L'Estonie lui volerait presque la vedette. Entre son système administratif décentralisé et son ambition de lancer une crypto-monnaie nationale, le pays balte s'est imposé comme la référence de la blockchain en Europe. Mais un autre état multiplie les initiatives dans la blockchain : la Suisse. La technologie derrière le bitcoin a plusieurs points communs avec ce petit pays aux 8 millions d'habitants. Le plus significatif est la décentralisation. Chacun des 26 cantons suisses dispose de sa propre constitution et de son propre parlement. Ils sont responsables de plusieurs domaines comme l'éducation, la police, les hôpitaux ou encore la fiscalité. Les cantons prélèvent certains impôts et non la Confédération (l'équivalent de l'Etat français).

"Notre système politique ressemble beaucoup à la blockchain puisque le pouvoir est décentralisé"

"C'est un système qui ressemble beaucoup à la blockchain puisque le pouvoir est décentralisé", souligne Anthony Lesoismier, cofondateur de SwissBorg, une start-up suisse qui développe une banque privée basée sur la blockchain. "Un citoyen suisse accepte plus volontiers qu'un technicien (un politique, ndlr) n'ait pas la main sur une décision, ce que nous n'arrivons pas trop à faire en France", concède Antoine Yeretzian, cofondateur de Blockchain Partner (ex-Blockchain France).

La Suisse a choisi de s'intéresser particulièrement aux crypto-monnaies, le cas d'usage le plus répandude la blockchain. La ville de Zoug en a fait son cheval de bataille. Située au sud de Zurich, cette commune accepte le bitcoin comme moyen de paiement pour ses services publics. Pour le moment, le montant des transactions ne peut pas excéder les 200 francs suisses (174 euros). Décentralisation oblige, le conseil municipal a pris cette initiative sans en demander l'autorisation à la capitale suisse. Si le test est un succès, la ville pourrait augmenter les montants acceptés et élargir le champ de l'expérience en 2018. 

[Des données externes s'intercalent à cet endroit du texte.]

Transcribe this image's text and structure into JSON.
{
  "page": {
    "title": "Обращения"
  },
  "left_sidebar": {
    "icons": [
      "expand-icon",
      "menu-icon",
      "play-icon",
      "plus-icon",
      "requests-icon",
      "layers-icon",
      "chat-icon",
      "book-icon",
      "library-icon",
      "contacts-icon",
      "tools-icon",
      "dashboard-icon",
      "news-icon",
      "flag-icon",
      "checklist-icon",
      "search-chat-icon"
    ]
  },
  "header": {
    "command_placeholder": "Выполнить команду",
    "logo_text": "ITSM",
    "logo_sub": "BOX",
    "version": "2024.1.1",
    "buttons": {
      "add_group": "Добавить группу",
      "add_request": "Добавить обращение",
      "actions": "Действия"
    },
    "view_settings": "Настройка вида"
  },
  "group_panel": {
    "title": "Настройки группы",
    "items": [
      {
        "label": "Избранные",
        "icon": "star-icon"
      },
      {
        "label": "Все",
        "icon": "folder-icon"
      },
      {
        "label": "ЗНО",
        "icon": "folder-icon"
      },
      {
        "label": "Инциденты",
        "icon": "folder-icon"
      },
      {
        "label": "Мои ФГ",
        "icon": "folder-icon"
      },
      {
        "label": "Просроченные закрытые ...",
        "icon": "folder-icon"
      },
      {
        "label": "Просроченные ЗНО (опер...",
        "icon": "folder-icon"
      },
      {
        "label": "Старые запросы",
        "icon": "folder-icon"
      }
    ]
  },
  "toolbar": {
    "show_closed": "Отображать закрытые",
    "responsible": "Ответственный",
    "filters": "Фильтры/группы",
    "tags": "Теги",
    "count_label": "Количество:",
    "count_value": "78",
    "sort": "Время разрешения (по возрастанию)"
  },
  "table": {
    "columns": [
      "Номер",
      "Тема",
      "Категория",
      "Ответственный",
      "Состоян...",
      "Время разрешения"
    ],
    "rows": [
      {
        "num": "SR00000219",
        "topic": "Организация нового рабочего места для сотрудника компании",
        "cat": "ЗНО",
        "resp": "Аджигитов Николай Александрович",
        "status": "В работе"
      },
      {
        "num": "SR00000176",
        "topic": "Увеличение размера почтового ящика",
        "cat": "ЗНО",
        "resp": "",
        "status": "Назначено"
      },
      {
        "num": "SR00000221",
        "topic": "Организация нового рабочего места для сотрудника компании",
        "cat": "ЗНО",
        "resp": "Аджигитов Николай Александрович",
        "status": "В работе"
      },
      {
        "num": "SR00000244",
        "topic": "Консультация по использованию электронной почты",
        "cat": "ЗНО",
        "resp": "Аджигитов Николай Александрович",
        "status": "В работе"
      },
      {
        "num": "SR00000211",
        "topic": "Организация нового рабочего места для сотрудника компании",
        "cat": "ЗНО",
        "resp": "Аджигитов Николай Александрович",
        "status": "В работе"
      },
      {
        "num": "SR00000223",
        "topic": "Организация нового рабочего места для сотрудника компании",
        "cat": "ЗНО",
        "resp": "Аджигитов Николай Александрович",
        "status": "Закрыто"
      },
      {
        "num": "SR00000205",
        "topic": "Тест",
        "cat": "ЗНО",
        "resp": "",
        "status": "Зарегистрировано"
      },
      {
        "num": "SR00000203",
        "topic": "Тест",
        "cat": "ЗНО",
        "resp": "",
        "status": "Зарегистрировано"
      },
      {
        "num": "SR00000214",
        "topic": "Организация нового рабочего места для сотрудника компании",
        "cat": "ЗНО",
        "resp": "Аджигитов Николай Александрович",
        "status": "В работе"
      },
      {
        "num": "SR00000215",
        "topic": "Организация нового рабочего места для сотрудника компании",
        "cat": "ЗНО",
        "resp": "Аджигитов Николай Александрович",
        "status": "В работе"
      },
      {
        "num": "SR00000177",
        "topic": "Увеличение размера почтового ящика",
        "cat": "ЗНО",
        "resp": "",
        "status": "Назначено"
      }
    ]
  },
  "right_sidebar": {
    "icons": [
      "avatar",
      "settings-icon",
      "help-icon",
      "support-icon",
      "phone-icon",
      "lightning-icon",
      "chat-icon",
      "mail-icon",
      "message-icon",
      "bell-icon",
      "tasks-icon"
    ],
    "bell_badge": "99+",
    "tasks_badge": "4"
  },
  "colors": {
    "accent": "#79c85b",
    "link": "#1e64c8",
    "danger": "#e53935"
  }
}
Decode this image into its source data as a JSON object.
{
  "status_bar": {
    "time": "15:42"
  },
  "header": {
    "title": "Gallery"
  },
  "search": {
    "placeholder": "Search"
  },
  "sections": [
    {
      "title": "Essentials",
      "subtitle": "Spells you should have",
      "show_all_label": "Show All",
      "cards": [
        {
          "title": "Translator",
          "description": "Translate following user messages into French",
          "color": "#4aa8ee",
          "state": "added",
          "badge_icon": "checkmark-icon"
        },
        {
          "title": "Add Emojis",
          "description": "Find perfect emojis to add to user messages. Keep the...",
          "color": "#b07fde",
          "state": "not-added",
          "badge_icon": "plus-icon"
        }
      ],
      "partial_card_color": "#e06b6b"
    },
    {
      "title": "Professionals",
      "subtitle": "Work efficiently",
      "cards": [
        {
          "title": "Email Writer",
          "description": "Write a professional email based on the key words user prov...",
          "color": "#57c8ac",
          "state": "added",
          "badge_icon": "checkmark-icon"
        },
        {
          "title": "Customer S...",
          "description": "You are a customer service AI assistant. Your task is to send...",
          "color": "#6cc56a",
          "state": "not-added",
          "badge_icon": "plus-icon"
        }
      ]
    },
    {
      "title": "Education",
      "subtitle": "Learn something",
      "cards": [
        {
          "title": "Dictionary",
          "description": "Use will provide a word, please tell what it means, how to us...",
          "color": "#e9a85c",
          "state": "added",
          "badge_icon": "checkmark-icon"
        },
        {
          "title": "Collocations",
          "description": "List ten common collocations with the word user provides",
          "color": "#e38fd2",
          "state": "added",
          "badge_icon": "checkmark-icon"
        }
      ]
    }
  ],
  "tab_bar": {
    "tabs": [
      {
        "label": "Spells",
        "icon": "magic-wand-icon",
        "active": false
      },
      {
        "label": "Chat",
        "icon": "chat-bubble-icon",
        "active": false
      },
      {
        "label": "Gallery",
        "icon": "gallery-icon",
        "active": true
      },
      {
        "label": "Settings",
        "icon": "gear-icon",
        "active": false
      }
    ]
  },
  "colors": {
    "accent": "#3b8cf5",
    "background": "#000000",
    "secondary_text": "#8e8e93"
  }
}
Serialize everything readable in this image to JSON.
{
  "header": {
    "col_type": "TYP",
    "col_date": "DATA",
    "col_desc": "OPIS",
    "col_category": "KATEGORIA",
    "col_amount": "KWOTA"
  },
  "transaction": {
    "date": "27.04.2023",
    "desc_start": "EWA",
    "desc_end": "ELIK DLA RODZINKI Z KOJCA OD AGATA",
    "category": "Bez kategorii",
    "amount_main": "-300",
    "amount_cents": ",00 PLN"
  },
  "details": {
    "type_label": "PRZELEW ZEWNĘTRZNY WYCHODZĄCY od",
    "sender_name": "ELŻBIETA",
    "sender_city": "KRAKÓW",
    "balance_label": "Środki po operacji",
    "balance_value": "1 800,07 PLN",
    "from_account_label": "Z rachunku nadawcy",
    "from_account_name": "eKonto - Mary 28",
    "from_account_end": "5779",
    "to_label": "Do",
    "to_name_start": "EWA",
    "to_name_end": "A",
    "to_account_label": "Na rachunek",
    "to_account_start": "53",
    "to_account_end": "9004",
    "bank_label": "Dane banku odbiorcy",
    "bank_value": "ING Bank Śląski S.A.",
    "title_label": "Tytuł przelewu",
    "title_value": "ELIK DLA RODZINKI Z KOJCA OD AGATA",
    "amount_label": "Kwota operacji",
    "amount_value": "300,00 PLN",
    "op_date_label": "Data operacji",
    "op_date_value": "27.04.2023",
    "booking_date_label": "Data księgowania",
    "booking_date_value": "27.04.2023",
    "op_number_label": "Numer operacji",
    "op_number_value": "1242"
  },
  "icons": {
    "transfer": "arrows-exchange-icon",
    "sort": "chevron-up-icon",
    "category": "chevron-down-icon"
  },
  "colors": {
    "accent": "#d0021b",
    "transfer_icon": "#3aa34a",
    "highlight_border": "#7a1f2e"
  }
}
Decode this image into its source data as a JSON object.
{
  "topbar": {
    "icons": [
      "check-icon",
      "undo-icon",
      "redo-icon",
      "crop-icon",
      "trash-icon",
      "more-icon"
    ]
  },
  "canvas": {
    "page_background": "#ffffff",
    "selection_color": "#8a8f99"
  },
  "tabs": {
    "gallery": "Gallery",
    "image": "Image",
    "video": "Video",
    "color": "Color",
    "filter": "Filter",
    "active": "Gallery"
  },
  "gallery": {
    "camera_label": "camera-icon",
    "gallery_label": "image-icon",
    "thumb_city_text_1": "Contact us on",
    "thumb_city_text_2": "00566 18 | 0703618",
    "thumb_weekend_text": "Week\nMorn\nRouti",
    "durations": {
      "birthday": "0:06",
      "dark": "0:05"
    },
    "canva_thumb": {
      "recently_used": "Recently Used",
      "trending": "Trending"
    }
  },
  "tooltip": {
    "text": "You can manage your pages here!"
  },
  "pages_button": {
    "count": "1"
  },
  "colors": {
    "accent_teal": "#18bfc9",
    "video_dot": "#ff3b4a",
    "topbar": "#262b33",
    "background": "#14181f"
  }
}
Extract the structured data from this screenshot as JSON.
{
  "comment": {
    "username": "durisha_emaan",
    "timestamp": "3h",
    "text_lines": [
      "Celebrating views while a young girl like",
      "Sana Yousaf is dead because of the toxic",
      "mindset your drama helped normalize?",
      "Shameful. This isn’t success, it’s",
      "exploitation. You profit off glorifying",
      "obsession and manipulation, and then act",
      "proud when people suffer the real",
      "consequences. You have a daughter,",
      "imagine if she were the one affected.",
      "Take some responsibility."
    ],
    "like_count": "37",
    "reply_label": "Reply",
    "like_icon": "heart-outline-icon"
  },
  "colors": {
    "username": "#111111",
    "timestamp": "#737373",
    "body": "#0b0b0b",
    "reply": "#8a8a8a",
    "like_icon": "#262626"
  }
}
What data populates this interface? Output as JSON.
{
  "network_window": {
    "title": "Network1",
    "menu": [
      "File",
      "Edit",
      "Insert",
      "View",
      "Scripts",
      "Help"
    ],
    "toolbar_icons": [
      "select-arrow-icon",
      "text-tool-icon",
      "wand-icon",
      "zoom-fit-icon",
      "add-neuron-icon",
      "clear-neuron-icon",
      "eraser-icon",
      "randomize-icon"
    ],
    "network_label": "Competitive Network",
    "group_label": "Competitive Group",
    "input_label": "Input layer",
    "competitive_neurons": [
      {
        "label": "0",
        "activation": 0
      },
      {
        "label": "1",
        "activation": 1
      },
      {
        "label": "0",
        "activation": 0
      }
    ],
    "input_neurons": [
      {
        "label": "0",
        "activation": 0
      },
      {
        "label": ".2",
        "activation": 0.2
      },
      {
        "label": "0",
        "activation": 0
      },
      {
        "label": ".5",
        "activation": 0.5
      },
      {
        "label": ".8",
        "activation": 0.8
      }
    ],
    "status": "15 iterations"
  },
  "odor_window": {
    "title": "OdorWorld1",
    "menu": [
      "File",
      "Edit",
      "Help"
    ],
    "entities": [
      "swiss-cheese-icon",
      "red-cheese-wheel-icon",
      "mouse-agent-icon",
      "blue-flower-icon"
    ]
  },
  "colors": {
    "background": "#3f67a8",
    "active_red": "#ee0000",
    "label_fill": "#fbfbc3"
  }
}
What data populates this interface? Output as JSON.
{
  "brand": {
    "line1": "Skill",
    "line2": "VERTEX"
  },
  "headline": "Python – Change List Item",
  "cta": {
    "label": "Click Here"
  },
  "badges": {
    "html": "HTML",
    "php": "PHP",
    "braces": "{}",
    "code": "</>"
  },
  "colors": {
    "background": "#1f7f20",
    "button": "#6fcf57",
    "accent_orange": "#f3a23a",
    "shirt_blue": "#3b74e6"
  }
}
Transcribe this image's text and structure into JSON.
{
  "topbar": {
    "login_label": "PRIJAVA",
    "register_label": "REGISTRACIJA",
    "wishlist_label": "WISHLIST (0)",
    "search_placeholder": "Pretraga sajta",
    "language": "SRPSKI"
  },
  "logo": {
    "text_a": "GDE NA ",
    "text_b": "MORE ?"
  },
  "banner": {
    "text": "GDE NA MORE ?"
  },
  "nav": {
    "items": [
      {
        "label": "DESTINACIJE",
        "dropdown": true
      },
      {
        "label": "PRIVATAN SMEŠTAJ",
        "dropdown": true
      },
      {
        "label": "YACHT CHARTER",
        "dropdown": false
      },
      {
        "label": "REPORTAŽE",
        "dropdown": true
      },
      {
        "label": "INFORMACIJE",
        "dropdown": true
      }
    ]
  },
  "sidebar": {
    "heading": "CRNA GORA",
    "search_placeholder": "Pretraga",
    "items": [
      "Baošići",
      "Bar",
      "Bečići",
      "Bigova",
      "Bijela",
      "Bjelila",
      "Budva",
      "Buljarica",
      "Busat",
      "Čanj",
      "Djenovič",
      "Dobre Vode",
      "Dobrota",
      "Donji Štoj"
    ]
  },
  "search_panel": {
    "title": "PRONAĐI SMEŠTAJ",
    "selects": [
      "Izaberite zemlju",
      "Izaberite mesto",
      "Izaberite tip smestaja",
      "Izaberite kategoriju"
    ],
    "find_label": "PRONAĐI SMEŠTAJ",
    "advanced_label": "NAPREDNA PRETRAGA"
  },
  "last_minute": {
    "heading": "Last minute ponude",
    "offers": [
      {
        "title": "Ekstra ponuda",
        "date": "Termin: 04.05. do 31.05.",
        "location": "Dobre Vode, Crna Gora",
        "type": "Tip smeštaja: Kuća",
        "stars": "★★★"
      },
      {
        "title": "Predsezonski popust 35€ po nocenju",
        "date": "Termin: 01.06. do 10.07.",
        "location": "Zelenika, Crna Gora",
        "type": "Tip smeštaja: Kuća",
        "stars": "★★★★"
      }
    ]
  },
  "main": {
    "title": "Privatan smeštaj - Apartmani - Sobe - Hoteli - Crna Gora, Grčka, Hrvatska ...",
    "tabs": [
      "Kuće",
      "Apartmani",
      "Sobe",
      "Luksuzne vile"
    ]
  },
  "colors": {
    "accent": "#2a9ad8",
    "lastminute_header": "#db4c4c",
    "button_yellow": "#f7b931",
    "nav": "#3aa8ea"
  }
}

Le paradis de la " Crypto Valley "

La petite ville de Zoug (et le canton en général) est aussi connue pour sa fiscalité attractive. Elle compte 29 000 habitants et… 30 000 entreprises ! "On trouve beaucoup de holdings de grandes sociétés. Plusieurs sociétés américaines qui cherchaient un pied-à-terre en Europe s'y sont installées", précise Antoine Yeretzian. Le canton espère attirer la prochaine génération de la finance dont font partie les start-up de la blockchain. Début 2014, Johann Gevers, un Sud-africain à la tête d'une plateforme de transactions de monnaie virtuelle, a inventé le terme de "Crypto Valley", clin d'œil évident à la Silicon Valley. Une association du même nom a été créée en 2017 et compte à ce jour plus de 220 membres (entreprises et particuliers).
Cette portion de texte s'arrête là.